The Path to Living the Life You Want

For anyone who wants to live fully, doing the things they love, without fear of injury or decline, a comprehensive assessment is not a luxury. It’s the starting point. It holds the keys to understanding your body, addressing the real causes of your pain, and building a life of genuine health and freedom.

The assessment takes time because your health is the most important asset you have.

Where it all began...

My journey into assessment-led practice began in the fitness industry, where I was fortunate to be mentored by some of the most forward-thinking personal trainers of the time. They took a genuinely holistic view of the body, not just fitness and performance, but health in its fullest sense. What drove me then, as it does now, was the deep satisfaction of making a real difference to someone’s health, wellbeing, and quality of life.

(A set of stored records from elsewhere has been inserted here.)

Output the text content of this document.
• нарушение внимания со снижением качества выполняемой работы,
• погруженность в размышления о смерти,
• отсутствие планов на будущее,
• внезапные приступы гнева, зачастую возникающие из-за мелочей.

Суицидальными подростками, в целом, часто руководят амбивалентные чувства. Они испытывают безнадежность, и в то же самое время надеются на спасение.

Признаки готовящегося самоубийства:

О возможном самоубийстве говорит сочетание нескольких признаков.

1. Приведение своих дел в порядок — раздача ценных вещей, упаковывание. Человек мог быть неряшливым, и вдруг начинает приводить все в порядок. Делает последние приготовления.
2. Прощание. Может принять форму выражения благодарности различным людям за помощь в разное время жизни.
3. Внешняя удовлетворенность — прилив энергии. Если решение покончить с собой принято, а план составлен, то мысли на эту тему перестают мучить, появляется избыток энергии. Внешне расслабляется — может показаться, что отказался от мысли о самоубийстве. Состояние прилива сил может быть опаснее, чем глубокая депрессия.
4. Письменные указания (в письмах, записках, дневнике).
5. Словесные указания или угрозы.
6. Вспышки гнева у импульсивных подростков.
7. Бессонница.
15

A Turning Point: Paul Chek and Integrated Movement Science

Way back in 2000. I attended Filex one of Australia’s premier fitness expos. It’s where I heard Paul Chek speak for the first time. His ideas were completely against the grain of mainstream practice at the time: assessing the body before prescribing movement, a truly integrated approach to exercise, and a deep respect for the whole person. He was far ahead of the curve, and his thinking resonated with me immediately.

Inspired, I enrolled in what was then called the Exercise Coach programme, now known as Integrated Movement Science (IMS 1). That was the beginning of more than 20 years of intensive study, during which I continually deepened and refined my craft. Each year brought new layers of understanding, and over time I was able to help hundreds of people overcome chronic orthopaedic and health challenges. The common thread? A thorough, honest assessment at the start of every journey.

This is precisely why so many people fail to achieve lasting results with even the most skilled of chiropractors, physiotherapists, and other allied health practitioners. Without a proper assessment to identify the root cause of pain and dysfunction, treatment becomes reactive rather than restorative.